Just a quick one,
with regards to creating a secure zone/VLAN off of a core network, is it worthy, possilbly to implement something useful in terms of authentication on a VLAN utilising 802.1X that isnt going to be messy?
For instance if we want to create a secure zone or VLAN that hangs off the core switching network and possibly segregated by a firewall for a set of say critical applications.
Iv been looking at ways we couldnt implement an environment without having the use of a terminal server on the front of the environment.
802.1X using NPS / NAP may be messy,
If there is a way to utilise this based on domain level authentication and mapping that would be useful.
as far as I know to implement a form of authentication at OSI layer 2 you need to deploy 802.1X.
On 802.1X the only supported authentication methods are radius (and may be local not to be used in production).
However, the Radius Server can then point to an Active Directory as a way to authenticate the user.

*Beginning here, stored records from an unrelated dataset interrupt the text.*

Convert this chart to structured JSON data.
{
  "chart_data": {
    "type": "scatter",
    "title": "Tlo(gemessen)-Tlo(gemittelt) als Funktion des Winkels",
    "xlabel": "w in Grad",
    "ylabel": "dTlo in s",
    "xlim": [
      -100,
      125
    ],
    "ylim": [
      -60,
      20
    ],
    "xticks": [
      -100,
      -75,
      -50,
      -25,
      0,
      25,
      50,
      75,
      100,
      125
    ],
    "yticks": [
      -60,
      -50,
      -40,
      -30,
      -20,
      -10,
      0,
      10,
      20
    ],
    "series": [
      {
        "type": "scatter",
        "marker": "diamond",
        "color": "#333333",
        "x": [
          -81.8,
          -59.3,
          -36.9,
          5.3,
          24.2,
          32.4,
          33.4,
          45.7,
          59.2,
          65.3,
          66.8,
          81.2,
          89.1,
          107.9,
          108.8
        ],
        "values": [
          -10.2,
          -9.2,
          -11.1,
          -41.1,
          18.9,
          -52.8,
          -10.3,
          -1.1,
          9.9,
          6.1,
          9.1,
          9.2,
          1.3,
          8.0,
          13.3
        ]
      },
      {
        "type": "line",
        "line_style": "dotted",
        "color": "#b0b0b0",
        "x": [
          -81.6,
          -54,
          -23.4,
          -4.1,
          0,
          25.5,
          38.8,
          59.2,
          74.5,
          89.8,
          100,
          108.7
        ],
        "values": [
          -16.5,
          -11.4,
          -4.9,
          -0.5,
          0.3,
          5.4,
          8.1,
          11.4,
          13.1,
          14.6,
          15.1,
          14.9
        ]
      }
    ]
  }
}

For example see the following HOWTO guide for freeradius server
Hope to help
Yeh thanks this is what I was looking at, but looking at it, reading some tech documents it comes with some caveats and possibly high network admin overhead.
As mentioned what is being aimed for, is to have a secure zone within our network which is controlled by some form of authentication (looking at the domain level authentication idea) , this secure zone / VLAN can then be used to control who has access to this VLAN which has these applications/ application servers.
These selected users if part of an AD group will get access to this isolated VLAN.
its never been used by me but have had some people use it a good few years ago *VLAN / 802.1x and said it wasnt really thatmuch use and caused issues so they ended up scrapping it.
Not really the same thing, but another way I have thought about doing this, is by using a firewall which hangs off of our core network, the new firewall will be doing security on a multi-VLAN basis, but also levages the use of firewall > AD "User identification" to pull down the AD or LDAP groups from domain controllers, and on a per VLAN basis we can create the relevant security rules/ policies which permit a spefiic AD group or group of users to the applications/servers or services within the vlans
the use of a firewall with active directory integration for user authentication can be seen as an alternative implementation but security will be at inter Vlan level.